6. Intracellular replication assay

NOTE: All volumes are consistent with an assay using two 6-well plates.

  1. Subculture overnight Shigella cultures via 1:50 dilution into fresh media.
    1. Vortex, then add 100 µL of each overnight culture to 5 mL of fresh TSB or TSB + BS in a suitably sized culture tube.
      NOTE: Limit culture volume to <20% of culture flask or tube volume to ensure proper aeration.
    2. Incubate at 37 °C with shaking at 250 rpm until cells reach an OD600 of 0.7 (mid-log phase of Shigella growth); about 2-2.5 h.
      NOTE: During the subculture, aliquot 50 mL of DMEM + 50 mg/mL gentamicin and a sufficient volume of PBS for all washing steps and place in a 37 °C water bath. Allow media to reach 37 °C before use.
  2. Transfer 2 x 108 CFUs subcultured Shigella to individual 2 mL microcentrifuge tubes.
    NOTE: 2 x 108 CFUs corresponds to approximately 1 mL of bacterial cells at an OD600 of 0.7. Use OD600 readings to approximate CFU/mL according to the calibration of each individual spectrophotometer.

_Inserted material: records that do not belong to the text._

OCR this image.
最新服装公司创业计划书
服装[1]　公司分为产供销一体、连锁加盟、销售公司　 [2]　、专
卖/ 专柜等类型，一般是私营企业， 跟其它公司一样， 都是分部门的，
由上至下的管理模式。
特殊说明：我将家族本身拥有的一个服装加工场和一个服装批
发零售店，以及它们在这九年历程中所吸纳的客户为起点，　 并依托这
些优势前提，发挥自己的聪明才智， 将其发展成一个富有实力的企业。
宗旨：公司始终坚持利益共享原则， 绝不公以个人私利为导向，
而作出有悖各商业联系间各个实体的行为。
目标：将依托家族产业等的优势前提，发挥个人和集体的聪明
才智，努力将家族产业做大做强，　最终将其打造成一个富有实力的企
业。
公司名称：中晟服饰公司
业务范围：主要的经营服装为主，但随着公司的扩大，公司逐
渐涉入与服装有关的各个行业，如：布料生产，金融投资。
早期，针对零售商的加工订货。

  3. Wash Shigella samples 1x with PBS.
    1. Pellet cells by centrifugation at 17,000 x g for 2 min at room temperature. Aspirate the supernatant, then add 1 mL of warm PBS and resuspend the pellet well, gently pipetting the sample up and down until the mixture is fully homogeneous (8-10x).

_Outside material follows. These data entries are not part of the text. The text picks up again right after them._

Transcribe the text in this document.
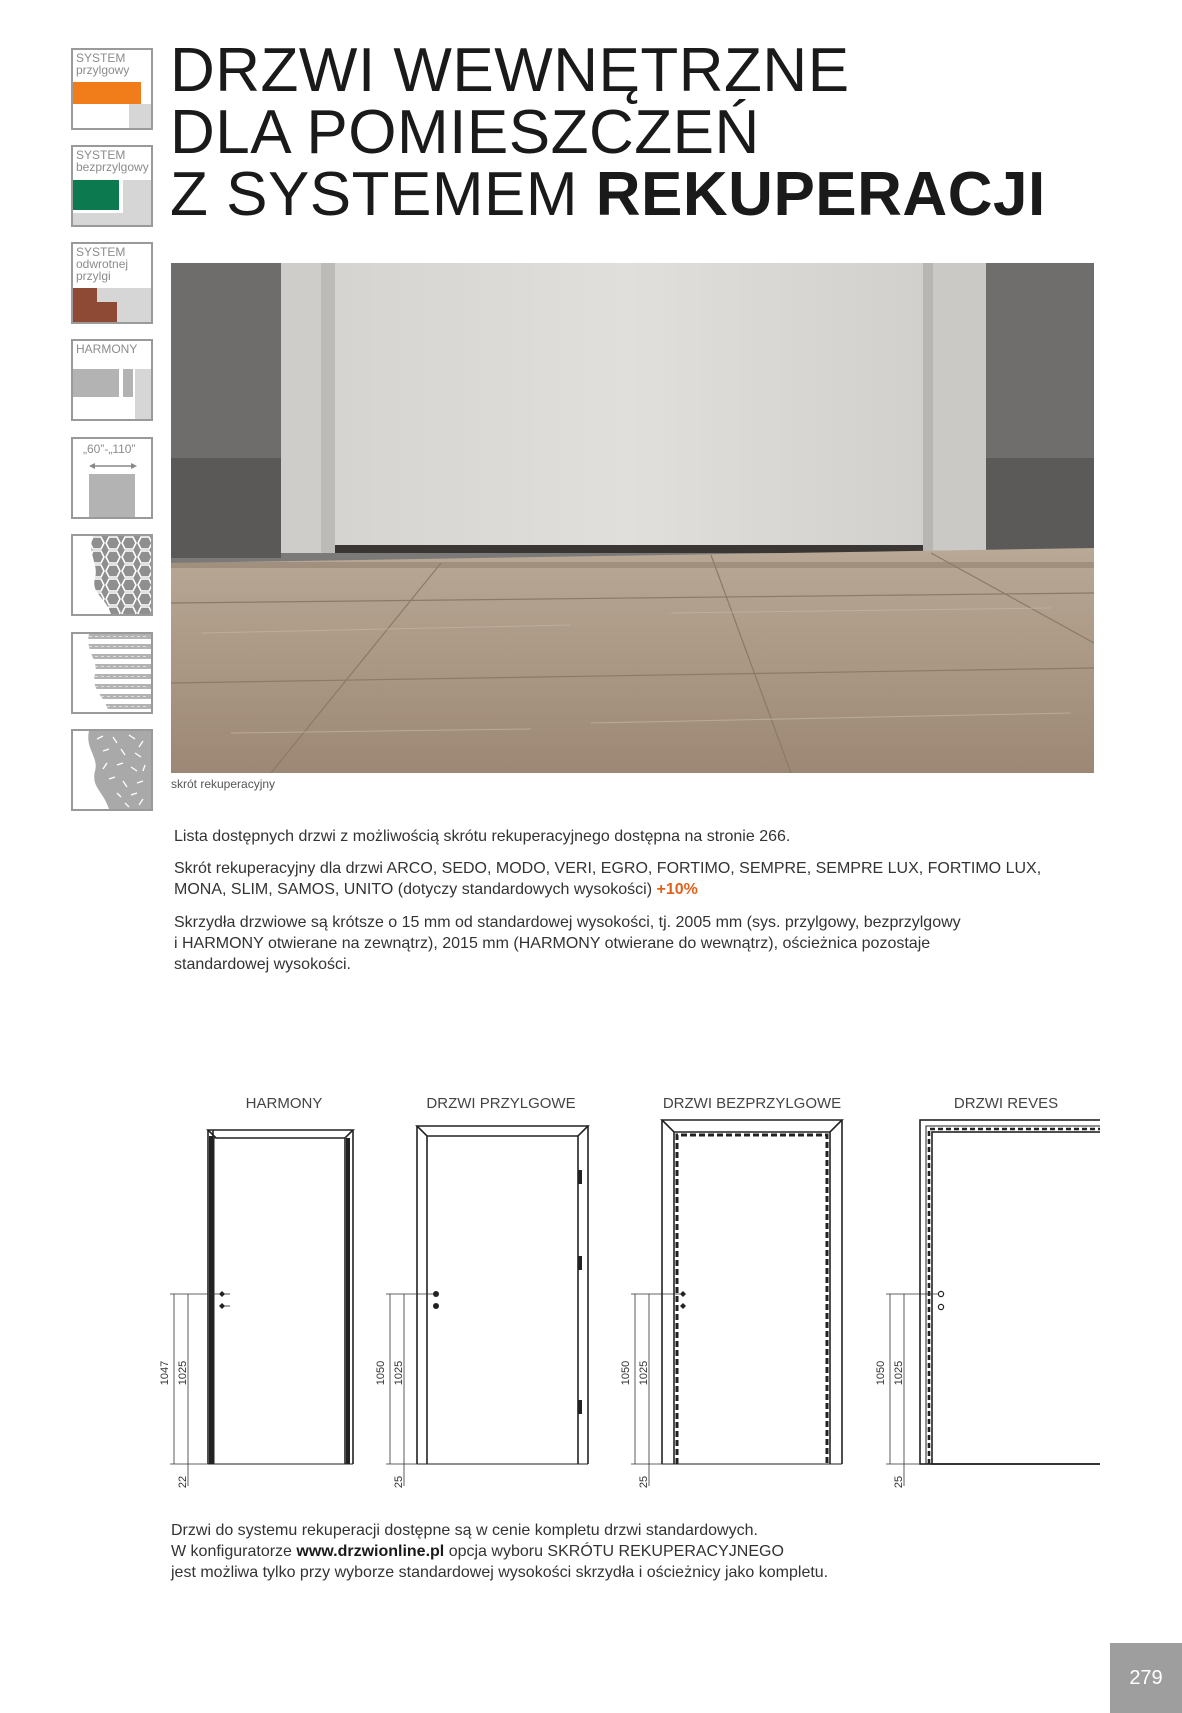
SYSTEM
przylgowy
SYSTEM
bezprzylgowy
SYSTEM
odwrotnej
przylgi
HARMONY
„60”-„110”
DRZWI WEWNĘTRZNE
DLA POMIESZCZEŃ
Z SYSTEMEM REKUPERACJI
skrót rekuperacyjny
Lista dostępnych drzwi z możliwością skrótu rekuperacyjnego dostępna na stronie 266.
Skrót rekuperacyjny dla drzwi ARCO, SEDO, MODO, VERI, EGRO, FORTIMO, SEMPRE, SEMPRE LUX, FORTIMO LUX,
MONA, SLIM, SAMOS, UNITO (dotyczy standardowych wysokości) +10%
Skrzydła drzwiowe są krótsze o 15 mm od standardowej wysokości, tj. 2005 mm (sys. przylgowy, bezprzylgowy
i HARMONY otwierane na zewnątrz), 2015 mm (HARMONY otwierane do wewnątrz), ościeżnica pozostaje
standardowej wysokości.
HARMONY	DRZWI PRZYLGOWE	DRZWI BEZPRZYLGOWE	DRZWI REVES
1047 1025
22
1050 1025
25
1050 1025
25
1050 1025
25
Drzwi do systemu rekuperacji dostępne są w cenie kompletu drzwi standardowych.
W konfiguratorze www.drzwionline.pl opcja wyboru SKRÓTU REKUPERACYJNEGO
jest możliwa tylko przy wyborze standardowej wysokości skrzydła i ościeżnicy jako kompletu.
279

    2. Repeat step 6.3.1. 1x additional time.
    3. Pellet cells by centrifugation at 17,000 x g for 2 min at room temperature, aspirate the supernatant, and resuspend the pellets in 2 mL of warm DMEM.
      NOTE: The final concentration of resuspended bacteria will be 1 x 108 CFU/mL.

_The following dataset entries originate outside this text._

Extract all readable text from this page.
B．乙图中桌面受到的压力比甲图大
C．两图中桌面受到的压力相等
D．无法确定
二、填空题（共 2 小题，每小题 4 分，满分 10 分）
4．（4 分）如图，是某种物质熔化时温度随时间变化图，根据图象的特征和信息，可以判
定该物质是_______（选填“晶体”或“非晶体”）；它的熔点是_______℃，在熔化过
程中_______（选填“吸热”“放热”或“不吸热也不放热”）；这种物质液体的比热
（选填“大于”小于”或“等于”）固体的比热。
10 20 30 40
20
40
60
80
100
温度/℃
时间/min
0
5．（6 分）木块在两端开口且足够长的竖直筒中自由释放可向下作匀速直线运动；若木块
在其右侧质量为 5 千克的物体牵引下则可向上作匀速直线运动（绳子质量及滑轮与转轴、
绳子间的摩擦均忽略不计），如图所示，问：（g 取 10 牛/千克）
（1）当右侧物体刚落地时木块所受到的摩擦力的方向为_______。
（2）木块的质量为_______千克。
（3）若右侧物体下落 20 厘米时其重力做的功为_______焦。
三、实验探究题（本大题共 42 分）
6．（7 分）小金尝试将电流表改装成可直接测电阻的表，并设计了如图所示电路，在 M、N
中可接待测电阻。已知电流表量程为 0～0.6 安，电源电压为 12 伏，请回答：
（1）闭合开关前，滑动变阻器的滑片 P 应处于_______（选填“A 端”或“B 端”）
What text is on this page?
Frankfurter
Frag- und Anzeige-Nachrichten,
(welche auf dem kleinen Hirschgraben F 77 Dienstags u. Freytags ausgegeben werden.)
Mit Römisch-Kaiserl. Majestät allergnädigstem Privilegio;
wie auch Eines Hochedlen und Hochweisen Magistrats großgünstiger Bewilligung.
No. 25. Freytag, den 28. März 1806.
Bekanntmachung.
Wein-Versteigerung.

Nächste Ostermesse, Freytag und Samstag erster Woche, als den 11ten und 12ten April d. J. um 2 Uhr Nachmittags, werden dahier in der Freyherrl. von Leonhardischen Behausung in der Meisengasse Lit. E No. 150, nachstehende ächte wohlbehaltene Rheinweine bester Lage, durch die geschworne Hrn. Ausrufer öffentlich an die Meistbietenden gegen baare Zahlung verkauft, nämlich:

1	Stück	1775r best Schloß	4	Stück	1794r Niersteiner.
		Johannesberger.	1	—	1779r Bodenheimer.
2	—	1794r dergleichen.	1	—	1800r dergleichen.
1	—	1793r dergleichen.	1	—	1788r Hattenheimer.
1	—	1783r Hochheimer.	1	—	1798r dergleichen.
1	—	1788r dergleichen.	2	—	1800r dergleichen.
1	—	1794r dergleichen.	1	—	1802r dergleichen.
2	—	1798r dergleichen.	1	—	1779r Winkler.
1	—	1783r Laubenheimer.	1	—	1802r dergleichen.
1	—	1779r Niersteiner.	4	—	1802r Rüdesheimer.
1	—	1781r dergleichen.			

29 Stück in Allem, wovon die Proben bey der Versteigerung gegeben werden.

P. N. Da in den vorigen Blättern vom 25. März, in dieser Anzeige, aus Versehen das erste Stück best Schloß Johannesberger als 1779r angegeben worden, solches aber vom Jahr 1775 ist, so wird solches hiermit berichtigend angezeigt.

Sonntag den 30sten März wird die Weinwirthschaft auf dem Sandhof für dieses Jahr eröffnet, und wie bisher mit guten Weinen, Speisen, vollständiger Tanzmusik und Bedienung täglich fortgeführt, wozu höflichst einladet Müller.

  4. Vortex, then add 1 mL (1 x 108 CFUs) of resuspended Shigella plus 1 mL of DMEM to each well of prepared HT-29 colonic epithelial monolayers in 6-well plates (from step 3.2.10.2).
    NOTE: Infections are normally performed at a multiplicity of infection (MOI; ratio of bacterial to epithelial cells) of 100. To test different MOIs, dilute resuspended Shigella in DMEM to the desired concentration, then add 1 mL of diluted bacteria to HT-29 monolayers. For example, to test an MOI of 10, dilute bacteria 1:10 by adding 150 µL of 1 x 108 CFU/mL bacteria to 1.35 mL of DMEM, then apply 1 mL (1 x 107 CFUs) to HT-29 cells.
  5. To promote bacterial contact with the HT-29 cells, centrifuge the 6-well plates at 2,000 x g for 10 min at room temperature or 37 °C if the temperature setting can be adjusted.
    NOTE: Centrifugation promotes bacterial contact with the HT-29 cells, which bypasses the need for adherence factors and allows the bacteria to quickly invade the cells.
  6. Incubate 6-well plates at 37 °C with 5% CO2 for 45 min.
  7. During the incubation, determine the bacterial infection titer.
    1. Prepare 10-fold serial dilutions of resuspended Shigella cells (from step 6.3.3) into PBS.
    2. Plate 100 µL of the 1 x 10-5 and 1 x 10-6 dilutions onto TSB + Congo red plates and incubate overnight at 37 °C.
      NOTE: Plating 100 µL from the 1 x 10-5 and 1 x 10-6 dilutions corresponds to a final dilution factor of 1 x 10-6 and 1 x 10-7, respectively.
  8. Thoroughly wash infected HT-29 cells 3x with 1 mL of PBS.
    1. Aspirate media from each well.
      NOTE: When aspirating media from 6-well plates, guide the tip of the aspirator along the bottom side of the wells, trying to avoid contact with the HT-29 cells.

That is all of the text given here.